核心思路:EASI框架通过构建全面的空间任务分类法,整合现有基准和新任务,提供系统化的评估方案,旨在提升对多模态模型的理解和比较。
技术框架:EASI框架包括任务分类、评估标准、数据集整合和模型评估四个主要模块。通过标准化的接口和协议,用户可以方便地配置和运行多个基准测试。
关键创新:EASI的核心创新在于其全面的任务分类和整合能力,使得不同模型在空间智能任务上的表现可以进行系统性比较,填补了现有评估方法的空白。

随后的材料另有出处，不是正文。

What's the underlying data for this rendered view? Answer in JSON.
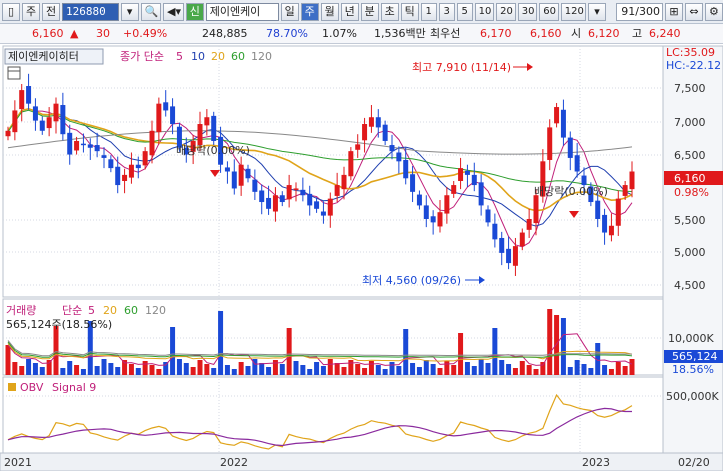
{
  "toolbar": {
    "mode": "주",
    "prev_label": "전",
    "code": "126880",
    "shin_label": "신",
    "stock_name": "제이엔케이",
    "periods": [
      "일",
      "주",
      "월",
      "년",
      "분",
      "초",
      "틱"
    ],
    "active_period": "주",
    "intervals": [
      "1",
      "3",
      "5",
      "10",
      "20",
      "30",
      "60",
      "120"
    ],
    "count": "91",
    "count_total": "/300"
  },
  "quote": {
    "price": "6,160",
    "change": "30",
    "change_pct": "+0.49%",
    "volume": "248,885",
    "ratio1": "78.70%",
    "ratio2": "1.07%",
    "amount": "1,536백만",
    "best_ask_label": "최우선",
    "best_ask": "6,170",
    "best_bid": "6,160",
    "open_label": "시",
    "open": "6,120",
    "high_label": "고",
    "high": "6,240"
  },
  "chart_labels": {
    "stock": "제이엔케이히터",
    "ma_label": "종가 단순",
    "ma_periods": [
      "5",
      "10",
      "20",
      "60",
      "120"
    ],
    "lc": "LC:35.09",
    "hc": "HC:-22.12",
    "high_annot": "최고 7,910 (11/14)",
    "low_annot": "최저 4,560 (09/26)",
    "dividend1": "배당락(0.00%)",
    "dividend2": "배당락(0.00%)",
    "price_tag": "6,160",
    "pct_tag": "0.98%",
    "price_ticks": [
      "7,500",
      "7,000",
      "6,500",
      "5,500",
      "5,000",
      "4,500"
    ],
    "vol_label": "거래량",
    "vol_ma_label": "단순",
    "vol_ma_periods": [
      "5",
      "20",
      "60",
      "120"
    ],
    "vol_value": "565,124주(18.56%)",
    "vol_tick": "10,000K",
    "vol_tag": "565,124",
    "vol_pct_tag": "18.56%",
    "obv_label": "OBV",
    "obv_signal": "Signal 9",
    "obv_tick": "500,000K",
    "x_labels": [
      "2021",
      "2022",
      "2023",
      "02/20"
    ]
  },
  "colors": {
    "up": "#e0191b",
    "down": "#1a49d6",
    "ma5": "#c0207a",
    "ma10": "#1f3faf",
    "ma20": "#e0a41a",
    "ma60": "#2e9e2e",
    "ma120": "#888888"
  },
  "chart_data": {
    "type": "candlestick",
    "x_range": [
      "2021",
      "02/20"
    ],
    "price_range": [
      4300,
      8000
    ],
    "high_value": 7910,
    "low_value": 4560,
    "last_close": 6160
  }
}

关键设计:EASI采用标准化的评估协议,设计了多样化的空间任务,并通过开源代码库提供可复现的实验环境,确保评估过程的透明性和可重复性。具体参数设置和损失函数设计在文中详细说明。
📊 实验亮点
实验结果显示,GPT-5在空间智能任务中表现出前所未有的强度,但在广泛的SI任务中仍显著低于人类表现。研究还发现,SI任务揭示了模型能力的更大缺陷,尤其是在面对最具挑战性的任务时,专有模型未能展现出明显优势。
🎯 应用场景
该研究的潜在应用领域包括机器人导航、自动驾驶、增强现实等,需要高水平空间理解和推理能力的场景。EASI框架的建立将推动多模态模型在这些领域的应用,提升其智能水平和实用性。
📄 摘要(原文)
Multimodal models have achieved remarkable progress in recent years. Nevertheless, they continue to exhibit notable limitations in spatial understanding and reasoning, the very capability that anchors artificial general intelligence in the physical world. With the recent release of GPT-5, allegedly the most powerful AI model to date, it is timely to examine where the leading models (GPT, Gemini, Grok, Seed, Qwen, and Intern) stand on the path toward spatial intelligence (SI). We thus propose EASI for holistic Evaluation of multimodAl LLMs on Spatial Intelligence. EASI conceptualizes a comprehensive taxonomy of spatial tasks that unifies existing benchmarks and a growing collection of newly curated ones, enabling systematic evaluation of state-of-the-art models. In this report, we conduct the study across eight key benchmarks, at a cost exceeding ten billion total tokens. Our empirical study then reveals that (1) GPT-5 demonstrates unprecedented strength in SI, yet (2) still falls short of human performance significantly across a broad spectrum of SI-tasks. Moreover, we (3) show that SI-tasks expose greater model capability deficiency than non-SI tasks, to the extent that (4) proprietary models do not exhibit a decisive advantage when facing the most difficult ones. In addition, we conduct a qualitative evaluation across a diverse set of scenarios that are intuitive for humans, yet fail the most advanced multimodal models. EASI is an ongoing community effort: we have open-sourced the EASI codebase that provides a one-stop and reproducible solution with standardized interfaces, integrated protocols and prompts that significantly reduce the friction of configuring and running multiple benchmarks; we have also launched an accompanying EASI leaderboard to provide a continually updated snapshot of model performance across the full SI spectrum, accelerating collective progress toward robust SI.